Oral Presentation 28th Annual Lorne Proteomics Symposium 2023

Development of a lectin bead-based diagnostic test for oesophageal cancer (#44)

Marisa Duong 1 , Scott Bringans 1 , Katherine Chen 1 , Richard Lipscombe 1 , Michelle Hill 2
  1. Proteomics International, Broadway, Nedlands, WA, Australia
  2. QIMR Berghofer Medical Research Institute, Brisbane, QLD, Australia

The diagnosis of oesophageal adenocarcinoma, or Barrett’s oesophagus , a pre-malignant condition associated with an increased risk of the adenocarcinoma, currently requires expensive and invasive endoscopy-biopsy procedures. These are often only performed when obvious symptoms have manifested, typically at a late stage disease progression. A targeted mass spectrometry-based assay was developed to analyse serum samples for oesophageal adenocarcinoma and Barrett’s oesophagus. The assay was based around a magnetic bead bound lectin that pulls down glycoproteins with specific sugar moieties before digestion and LCMS analysis. The method was automated and optimised to measure 33 target peptides in the lectin pulldown in a short 20 minute mass spectrometry run. Analysis of an initial cohort (n=50) showed the method to be robust and reproducible with an average intraday CV of 9.3% across the 33 peptides and an average interday CV of 11.5%. The panel of serum protein biomarkers that were measured correlated with the presence of early stage oesophageal adenocarcinoma (high grade dysplasia). A larger cohort (n=266) was analysed and used to build statistical models which distinguished between disease status, using protein biomarker measurements and simple clinical parameters.
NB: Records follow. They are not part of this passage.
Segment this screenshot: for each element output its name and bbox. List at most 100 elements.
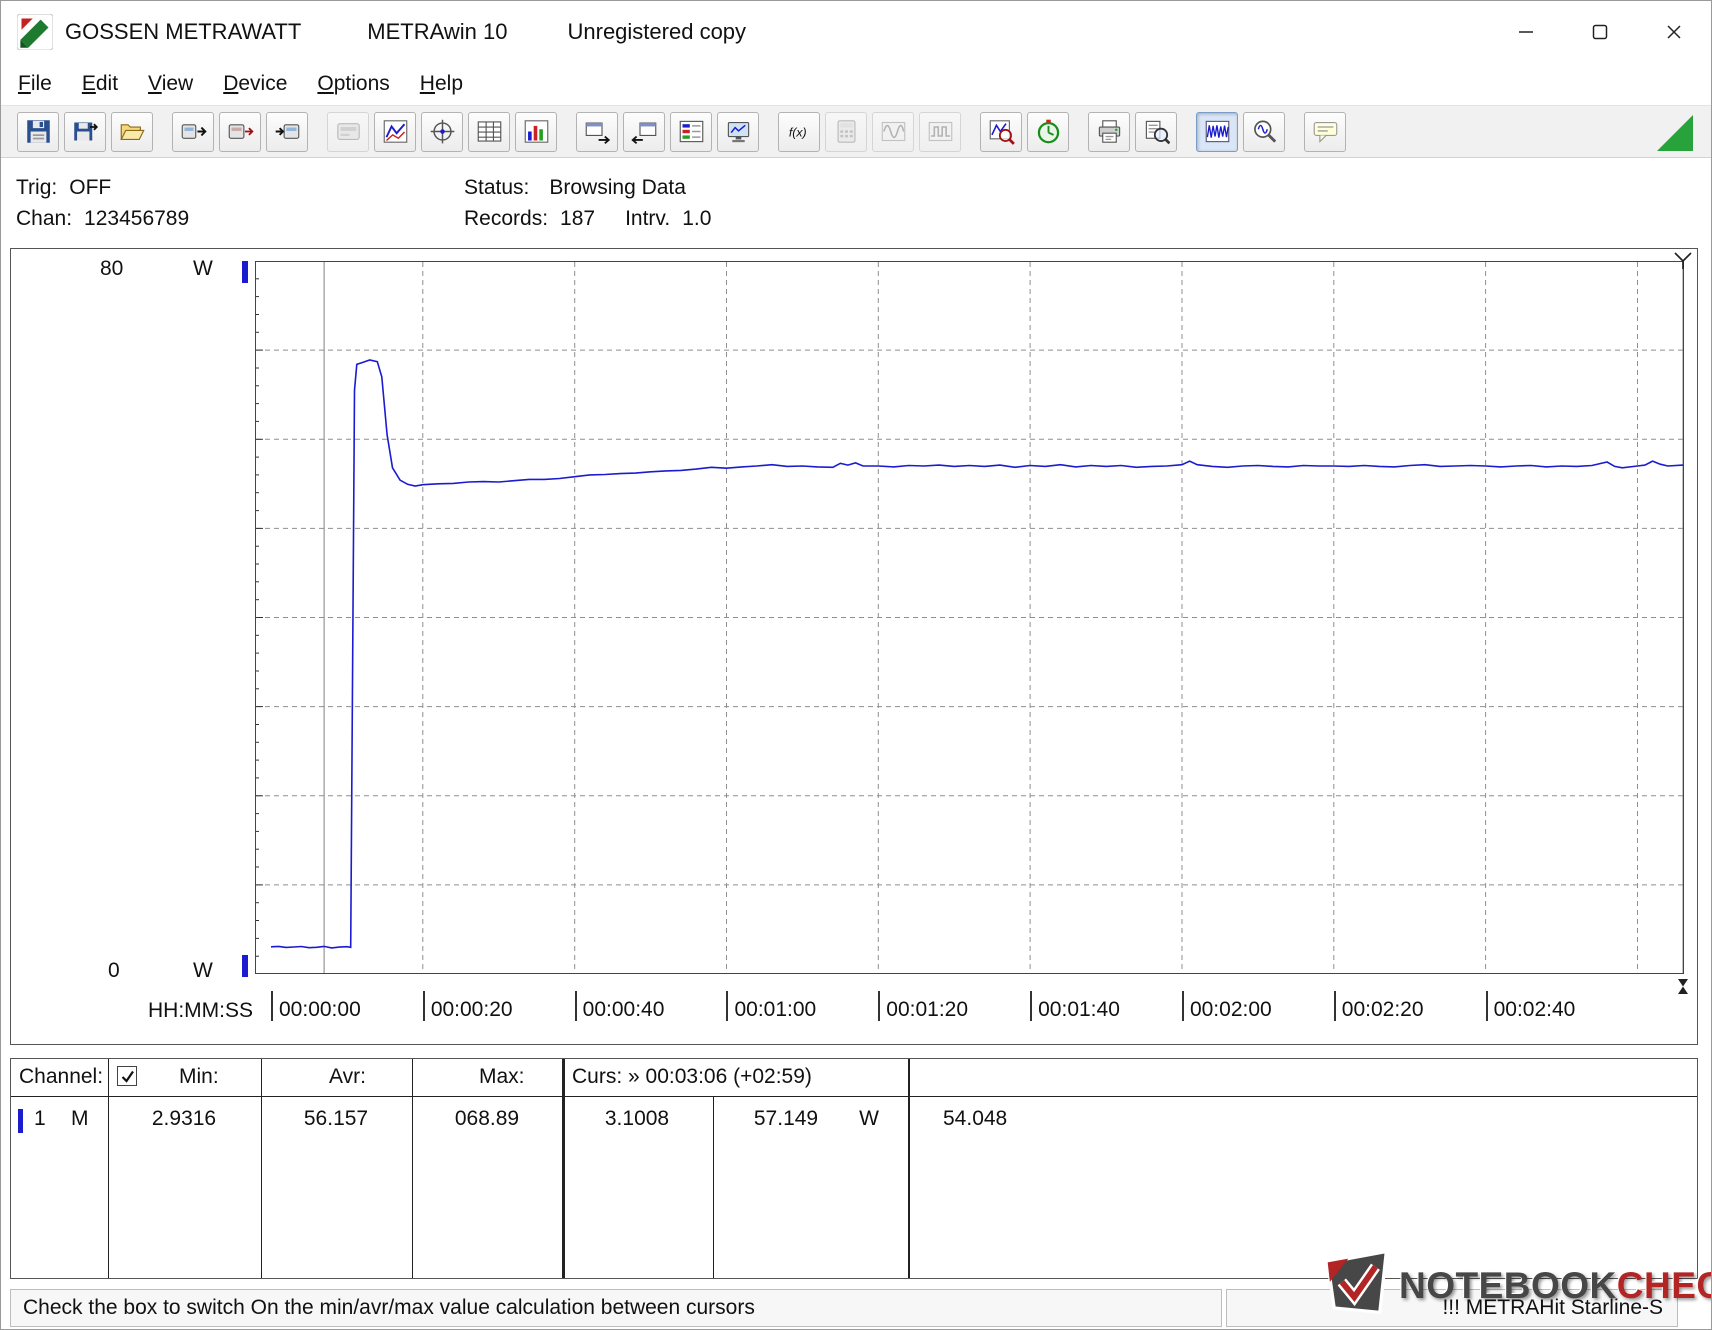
max-header: Max: xyxy=(479,1065,525,1088)
trig-label: Trig: xyxy=(16,176,58,199)
line-chart-icon[interactable] xyxy=(374,111,416,152)
y-axis-min-label: 0 xyxy=(108,959,120,982)
records-label: Records: xyxy=(464,207,549,230)
x-axis-tick: 00:01:00 xyxy=(726,991,816,1022)
cursor1-value: 3.1008 xyxy=(604,1107,670,1130)
records-value: 187 xyxy=(560,207,596,230)
menu-help[interactable]: Help xyxy=(405,67,478,101)
window-controls xyxy=(1489,1,1711,63)
device-memory-icon[interactable] xyxy=(219,111,261,152)
toolbar-group xyxy=(172,111,308,152)
x-axis-tick: 00:01:40 xyxy=(1030,991,1120,1022)
plot-area[interactable] xyxy=(255,261,1684,974)
svg-text:f(x): f(x) xyxy=(788,126,806,140)
menu-file[interactable]: File xyxy=(3,67,67,101)
notebookcheck-logo-icon xyxy=(1319,1245,1395,1326)
save-icon[interactable] xyxy=(17,111,59,152)
delta-value: 54.048 xyxy=(943,1107,1008,1130)
minmax-calc-checkbox[interactable] xyxy=(117,1066,137,1086)
table-separator xyxy=(412,1059,413,1278)
app-logo-icon xyxy=(16,13,54,51)
trig-value: OFF xyxy=(69,176,112,199)
x-axis-tick: 00:00:00 xyxy=(271,991,361,1022)
interval-value: 1.0 xyxy=(682,207,712,230)
export-window-icon[interactable] xyxy=(576,111,618,152)
device-read-icon[interactable] xyxy=(172,111,214,152)
table-separator xyxy=(261,1059,262,1278)
import-window-icon[interactable] xyxy=(623,111,665,152)
card-reader-icon[interactable] xyxy=(327,111,369,152)
table-separator xyxy=(713,1096,714,1278)
channel-1-marker xyxy=(18,1109,23,1133)
menu-options[interactable]: Options xyxy=(302,67,404,101)
menubar: File Edit View Device Options Help xyxy=(1,63,1711,105)
maximize-button[interactable] xyxy=(1563,1,1637,63)
menu-view[interactable]: View xyxy=(133,67,208,101)
tooltip-icon[interactable] xyxy=(1304,111,1346,152)
toolbar-group xyxy=(1088,111,1177,152)
chan-value: 123456789 xyxy=(84,207,190,230)
print-icon[interactable] xyxy=(1088,111,1130,152)
device-write-icon[interactable] xyxy=(266,111,308,152)
avr-header: Avr: xyxy=(329,1065,366,1088)
menu-device[interactable]: Device xyxy=(208,67,302,101)
records-status: Records: 187 Intrv. 1.0 xyxy=(464,207,711,231)
zoom-chart-icon[interactable] xyxy=(980,111,1022,152)
waveform-gen-icon[interactable] xyxy=(919,111,961,152)
save-as-icon[interactable] xyxy=(64,111,106,152)
channel-marker-bottom xyxy=(242,955,248,977)
table-separator xyxy=(908,1059,910,1278)
cursor2-value: 57.149 xyxy=(753,1107,819,1130)
minimize-button[interactable] xyxy=(1489,1,1563,63)
titlebar: GOSSEN METRAWATT METRAwin 10 Unregistere… xyxy=(1,1,1711,63)
window-app-title: METRAwin 10 xyxy=(367,19,508,44)
data-table-icon[interactable] xyxy=(468,111,510,152)
chart-panel: 80 W 0 W HH:MM:SS 00:00:00 00:00:20 00:00:… xyxy=(10,248,1698,1045)
timer-icon[interactable] xyxy=(1027,111,1069,152)
app-window: GOSSEN METRAWATT METRAwin 10 Unregistere… xyxy=(0,0,1712,1330)
toolbar: f(x) xyxy=(1,105,1711,158)
table-separator xyxy=(108,1059,109,1278)
green-triangle-indicator-icon xyxy=(1657,115,1693,151)
cursor-handle-top[interactable] xyxy=(1673,251,1693,274)
chan-label: Chan: xyxy=(16,207,73,230)
statusbar-hint-pane: Check the box to switch On the min/avr/m… xyxy=(10,1289,1222,1327)
wave-zoom-icon[interactable] xyxy=(1196,111,1238,152)
recording-status: Status: Browsing Data xyxy=(464,176,686,200)
interval-label: Intrv. xyxy=(625,207,671,230)
x-axis-tick: 00:00:40 xyxy=(574,991,664,1022)
search-wave-icon[interactable] xyxy=(1243,111,1285,152)
formula-icon[interactable]: f(x) xyxy=(778,111,820,152)
channel-header: Channel: xyxy=(19,1065,104,1088)
toolbar-group xyxy=(327,111,557,152)
x-axis-tick: 00:02:40 xyxy=(1485,991,1575,1022)
toolbar-group xyxy=(1196,111,1285,152)
trigger-status: Trig: OFF xyxy=(16,176,111,200)
min-value: 2.9316 xyxy=(151,1107,217,1130)
x-axis-tick: 00:01:20 xyxy=(878,991,968,1022)
menu-edit[interactable]: Edit xyxy=(67,67,133,101)
print-preview-icon[interactable] xyxy=(1135,111,1177,152)
waveform-icon[interactable] xyxy=(872,111,914,152)
y-axis-unit-top: W xyxy=(193,257,213,280)
notebookcheck-text: NOTEBOOKCHECK xyxy=(1399,1264,1711,1306)
monitor-icon[interactable] xyxy=(717,111,759,152)
notebookcheck-watermark: NOTEBOOKCHECK xyxy=(1319,1245,1711,1326)
close-button[interactable] xyxy=(1637,1,1711,63)
channel-setup-icon[interactable] xyxy=(670,111,712,152)
x-axis-tick: 00:02:20 xyxy=(1333,991,1424,1022)
calculator-icon[interactable] xyxy=(825,111,867,152)
avr-value: 56.157 xyxy=(303,1107,369,1130)
cursor-header: Curs: » 00:03:06 (+02:59) xyxy=(572,1065,812,1088)
channel-status: Chan: 123456789 xyxy=(16,207,189,231)
open-icon[interactable] xyxy=(111,111,153,152)
channel-mode: M xyxy=(71,1107,89,1130)
bar-chart-icon[interactable] xyxy=(515,111,557,152)
channel-number: 1 xyxy=(34,1107,46,1130)
y-axis-unit-bottom: W xyxy=(193,959,213,982)
toolbar-group xyxy=(1304,111,1346,152)
crosshair-icon[interactable] xyxy=(421,111,463,152)
y-axis-max-label: 80 xyxy=(100,257,124,280)
table-header-divider xyxy=(11,1096,1697,1097)
x-axis: HH:MM:SS 00:00:00 00:00:20 00:00:40 00:01:0… xyxy=(11,991,1697,1027)
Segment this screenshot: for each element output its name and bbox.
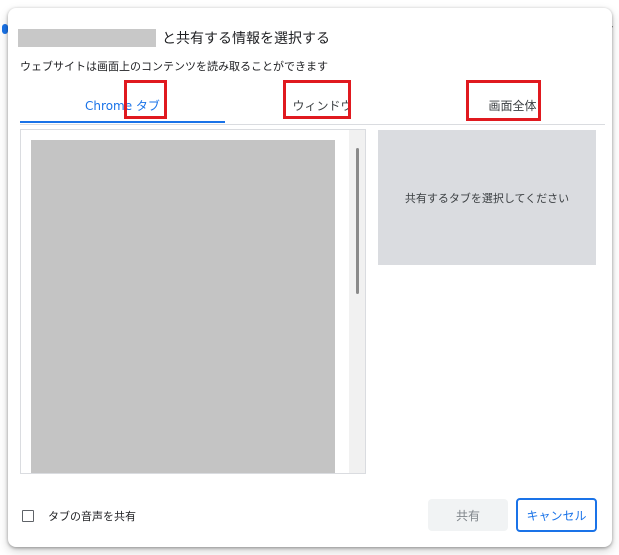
active-tab-indicator — [20, 121, 225, 123]
share-dialog: と共有する情報を選択する ウェブサイトは画面上のコンテンツを読み取ることができま… — [8, 8, 612, 547]
scrollbar-thumb[interactable] — [356, 148, 359, 294]
share-button[interactable]: 共有 — [428, 499, 508, 531]
preview-placeholder-text: 共有するタブを選択してください — [404, 191, 570, 205]
dialog-title: と共有する情報を選択する — [18, 28, 330, 48]
tab-list[interactable] — [20, 129, 366, 474]
dialog-subtitle: ウェブサイトは画面上のコンテンツを読み取ることができます — [20, 60, 328, 73]
cancel-button[interactable]: キャンセル — [516, 498, 597, 532]
share-audio-label: タブの音声を共有 — [48, 510, 136, 523]
tab-chrome-tabs[interactable]: Chrome タブ — [20, 86, 225, 124]
tab-window-label: ウィンドウ — [292, 98, 353, 113]
share-audio-option[interactable]: タブの音声を共有 — [22, 508, 136, 524]
source-tabs: Chrome タブ ウィンドウ 画面全体 — [20, 86, 605, 125]
tab-entire-screen[interactable]: 画面全体 — [420, 86, 605, 124]
tab-entire-screen-label: 画面全体 — [488, 98, 537, 113]
title-text: と共有する情報を選択する — [162, 31, 330, 47]
site-name-placeholder — [18, 29, 156, 47]
tab-chrome-tabs-label: Chrome タブ — [85, 98, 160, 113]
preview-panel: 共有するタブを選択してください — [378, 130, 596, 265]
share-audio-checkbox[interactable] — [22, 510, 34, 522]
tab-list-redacted-area — [31, 140, 335, 473]
tab-window[interactable]: ウィンドウ — [225, 86, 420, 124]
scrollbar[interactable] — [349, 130, 365, 473]
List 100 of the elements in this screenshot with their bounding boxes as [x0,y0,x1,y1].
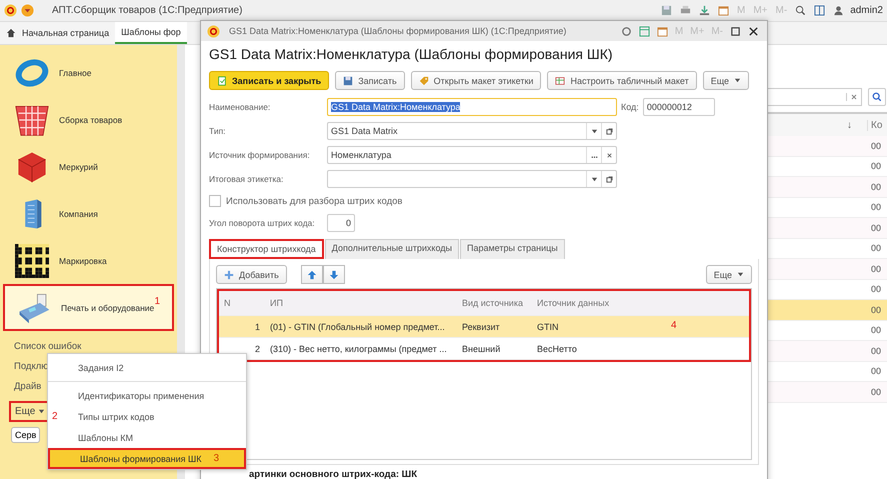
section-label: Компания [59,208,98,218]
maximize-icon[interactable] [730,26,741,36]
list-row[interactable]: 00 [767,136,887,156]
code-cell: 00 [871,161,882,172]
close-icon[interactable] [748,26,759,36]
table-cell-text: Реквизит [461,322,501,332]
clear-icon [606,152,612,158]
sidebar-section[interactable]: Меркурий [3,143,174,190]
sidebar-link[interactable]: Список ошибок [14,341,82,352]
table-cell-text: ВесНетто [536,344,578,354]
annotation-number: 1 [154,296,160,307]
open-form-icon [606,176,612,182]
search-button[interactable] [868,88,886,106]
download-icon[interactable] [699,5,710,16]
code-field[interactable]: 000000012 [642,98,715,116]
sidebar-section[interactable]: Сборка товаров [3,96,174,143]
page-tab[interactable]: Начальная страница [0,22,116,44]
checkbox-label: Использовать для разбора штрих кодов [226,196,402,206]
select-field[interactable]: GS1 Data Matrix [327,122,617,140]
print-icon[interactable] [680,5,691,16]
dialog-title: GS1 Data Matrix:Номенклатура (Шаблоны формирования ШК) (1С:Предприятие) [229,26,566,36]
code-cell: 00 [871,243,882,254]
column-header[interactable]: N [219,298,265,308]
section-label: Сборка товаров [59,114,122,124]
list-row[interactable]: 00 [767,300,887,320]
panel-icon[interactable] [638,26,650,36]
menu-item[interactable]: Шаблоны КМ [48,427,246,448]
footer-text: артинки основного штрих-кода: ШК [248,469,418,479]
add-button[interactable]: Добавить [216,265,287,284]
list-row[interactable]: 00 [767,382,887,402]
app-title: АПТ.Сборщик товаров (1С:Предприятие) [52,5,242,16]
section-label: Главное [59,68,92,78]
field-label: Итоговая этикетка: [209,174,284,184]
menu-item[interactable]: Задания I2 [48,357,246,378]
tab-label: Шаблоны фор [121,27,181,37]
menu-item[interactable]: Шаблоны формирования ШК 3 [48,448,246,469]
more-button[interactable]: Еще [706,265,752,284]
save-icon[interactable] [661,5,672,16]
checkbox[interactable] [209,195,221,207]
column-header[interactable]: Вид источника [457,298,532,308]
table-cell-text: 2 [254,344,261,354]
angle-field[interactable]: 0 [327,214,355,232]
save-icon [343,76,354,86]
select-field[interactable]: Номенклатура [327,146,617,164]
down-arrow-icon [328,270,339,280]
page-tab[interactable]: Шаблоны фор [115,22,187,44]
move-up-button[interactable] [300,265,323,284]
form-tab[interactable]: Дополнительные штрихкоды [324,239,459,259]
list-row[interactable]: 00 [767,341,887,362]
open-form-icon [606,128,612,134]
sidebar-section[interactable]: Маркировка [3,237,174,284]
document-icon [217,76,227,86]
section-label: Меркурий [59,162,98,172]
logo-icon [207,24,220,38]
column-header[interactable]: ИП [265,298,457,308]
form-tab[interactable]: Конструктор штрихкода [209,239,324,259]
toolbar-button[interactable]: Открыть макет этикетки [410,71,542,90]
menu-caret-icon[interactable] [21,4,34,17]
sidebar-link[interactable]: Драйв [14,381,42,392]
tag-icon [418,76,429,86]
user-name[interactable]: admin2 [850,5,883,16]
service-button[interactable]: Серв [11,427,40,443]
toolbar-button[interactable]: Настроить табличный макет [547,71,697,90]
list-row[interactable]: 00 [767,259,887,280]
table-cell-text: (310) - Вес нетто, килограммы (предмет ... [269,344,448,354]
toolbar-button[interactable]: Записать [335,71,405,90]
zoom-icon[interactable] [795,5,806,16]
toolbar-button[interactable]: Еще [702,71,750,90]
sidebar-section[interactable]: Компания [3,190,174,237]
user-icon [833,5,844,16]
list-row[interactable]: 00 [767,177,887,198]
list-row[interactable]: 00 [767,218,887,238]
field-label: Тип: [209,126,227,136]
code-cell: 00 [871,264,882,274]
code-cell: 00 [871,304,882,315]
table-icon [555,76,566,86]
code-cell: 00 [871,386,882,397]
column-header[interactable]: Источник данных [532,298,614,308]
form-heading: GS1 Data Matrix:Номенклатура (Шаблоны формирования ШК) [209,46,614,62]
sidebar-link[interactable]: Подклю [14,361,48,372]
up-arrow-icon [306,270,317,280]
form-tab[interactable]: Параметры страницы [460,239,565,259]
column-header[interactable]: Ко [867,120,882,130]
datamatrix-icon [15,244,49,278]
toolbar-button[interactable]: Записать и закрыть [209,71,330,90]
code-cell: 00 [871,182,882,192]
name-field[interactable]: GS1 Data Matrix:Номенклатура [327,98,617,116]
panel-icon[interactable] [814,5,826,16]
search-icon [872,92,882,102]
caret-icon [38,408,46,415]
annotation-number: 2 [52,411,58,422]
code-cell: 00 [871,140,882,151]
code-cell: 00 [871,366,882,376]
sidebar-section[interactable]: Главное [3,49,174,96]
caret-icon [590,176,598,182]
move-down-button[interactable] [322,265,345,284]
code-cell: 00 [871,325,882,336]
field-label: Угол поворота штрих кода: [209,218,316,228]
select-field[interactable] [327,170,617,188]
sort-indicator[interactable]: ↓ [847,120,852,130]
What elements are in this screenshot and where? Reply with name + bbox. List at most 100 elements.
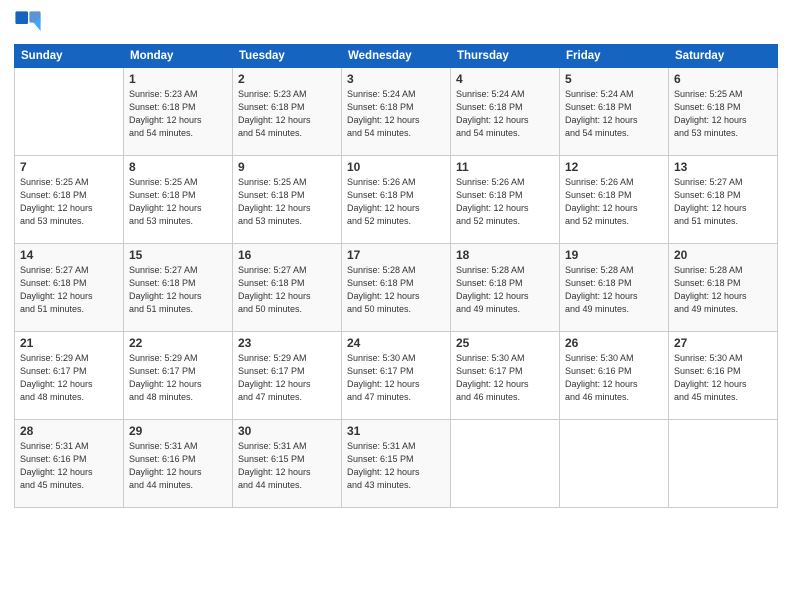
cell-sun-info: Sunrise: 5:27 AM Sunset: 6:18 PM Dayligh… bbox=[20, 264, 118, 316]
calendar-cell: 18 Sunrise: 5:28 AM Sunset: 6:18 PM Dayli… bbox=[451, 244, 560, 332]
cell-sun-info: Sunrise: 5:26 AM Sunset: 6:18 PM Dayligh… bbox=[347, 176, 445, 228]
cell-sun-info: Sunrise: 5:30 AM Sunset: 6:17 PM Dayligh… bbox=[347, 352, 445, 404]
calendar-cell: 23 Sunrise: 5:29 AM Sunset: 6:17 PM Dayli… bbox=[233, 332, 342, 420]
calendar-cell: 19 Sunrise: 5:28 AM Sunset: 6:18 PM Dayli… bbox=[560, 244, 669, 332]
day-number: 13 bbox=[674, 160, 772, 174]
week-row-2: 7 Sunrise: 5:25 AM Sunset: 6:18 PM Daylig… bbox=[15, 156, 778, 244]
cell-sun-info: Sunrise: 5:23 AM Sunset: 6:18 PM Dayligh… bbox=[129, 88, 227, 140]
weekday-header-sunday: Sunday bbox=[15, 45, 124, 68]
cell-sun-info: Sunrise: 5:24 AM Sunset: 6:18 PM Dayligh… bbox=[565, 88, 663, 140]
calendar-cell: 6 Sunrise: 5:25 AM Sunset: 6:18 PM Daylig… bbox=[669, 68, 778, 156]
cell-sun-info: Sunrise: 5:24 AM Sunset: 6:18 PM Dayligh… bbox=[456, 88, 554, 140]
day-number: 5 bbox=[565, 72, 663, 86]
week-row-5: 28 Sunrise: 5:31 AM Sunset: 6:16 PM Dayli… bbox=[15, 420, 778, 508]
cell-sun-info: Sunrise: 5:28 AM Sunset: 6:18 PM Dayligh… bbox=[456, 264, 554, 316]
cell-sun-info: Sunrise: 5:28 AM Sunset: 6:18 PM Dayligh… bbox=[565, 264, 663, 316]
calendar-cell: 17Sunrise: 5:28 AM Sunset: 6:18 PM Dayli… bbox=[342, 244, 451, 332]
calendar-cell: 3Sunrise: 5:24 AM Sunset: 6:18 PM Daylig… bbox=[342, 68, 451, 156]
cell-sun-info: Sunrise: 5:28 AM Sunset: 6:18 PM Dayligh… bbox=[674, 264, 772, 316]
day-number: 16 bbox=[238, 248, 336, 262]
cell-sun-info: Sunrise: 5:25 AM Sunset: 6:18 PM Dayligh… bbox=[674, 88, 772, 140]
calendar-cell: 10 Sunrise: 5:26 AM Sunset: 6:18 PM Dayli… bbox=[342, 156, 451, 244]
calendar-cell: 16 Sunrise: 5:27 AM Sunset: 6:18 PM Dayli… bbox=[233, 244, 342, 332]
calendar-cell: 12 Sunrise: 5:26 AM Sunset: 6:18 PM Dayli… bbox=[560, 156, 669, 244]
calendar-cell: 31 Sunrise: 5:31 AM Sunset: 6:15 PM Dayli… bbox=[342, 420, 451, 508]
cell-sun-info: Sunrise: 5:30 AM Sunset: 6:16 PM Dayligh… bbox=[674, 352, 772, 404]
weekday-header-friday: Friday bbox=[560, 45, 669, 68]
calendar-table: SundayMondayTuesdayWednesdayThursdayFrid… bbox=[14, 44, 778, 508]
calendar-cell: 14 Sunrise: 5:27 AM Sunset: 6:18 PM Dayli… bbox=[15, 244, 124, 332]
calendar-cell bbox=[560, 420, 669, 508]
calendar-cell: 8 Sunrise: 5:25 AM Sunset: 6:18 PM Daylig… bbox=[124, 156, 233, 244]
cell-sun-info: Sunrise: 5:23 AM Sunset: 6:18 PM Dayligh… bbox=[238, 88, 336, 140]
day-number: 6 bbox=[674, 72, 772, 86]
calendar-cell: 30 Sunrise: 5:31 AM Sunset: 6:15 PM Dayli… bbox=[233, 420, 342, 508]
day-number: 8 bbox=[129, 160, 227, 174]
day-number: 10 bbox=[347, 160, 445, 174]
calendar-cell: 11Sunrise: 5:26 AM Sunset: 6:18 PM Dayli… bbox=[451, 156, 560, 244]
day-number: 14 bbox=[20, 248, 118, 262]
weekday-header-monday: Monday bbox=[124, 45, 233, 68]
day-number: 27 bbox=[674, 336, 772, 350]
calendar-cell bbox=[451, 420, 560, 508]
day-number: 25 bbox=[456, 336, 554, 350]
calendar-cell: 1Sunrise: 5:23 AM Sunset: 6:18 PM Daylig… bbox=[124, 68, 233, 156]
cell-sun-info: Sunrise: 5:27 AM Sunset: 6:18 PM Dayligh… bbox=[129, 264, 227, 316]
day-number: 21 bbox=[20, 336, 118, 350]
calendar-cell: 24 Sunrise: 5:30 AM Sunset: 6:17 PM Dayli… bbox=[342, 332, 451, 420]
cell-sun-info: Sunrise: 5:31 AM Sunset: 6:15 PM Dayligh… bbox=[347, 440, 445, 492]
day-number: 2 bbox=[238, 72, 336, 86]
day-number: 23 bbox=[238, 336, 336, 350]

Several developed models achieved good discrimination with AUROC values ranging from 0.89-0.97.  Validation of the models was undertaken in the smaller cohort, with the two best performing models achieving AUROC values of 0.82 and 0.87. This proteomics based assay has the potential to produce a clinically viable diagnostic test to support screening and early detection in populations at high risk of oesophageal adenocarcinoma and Barrett’s oesophagus.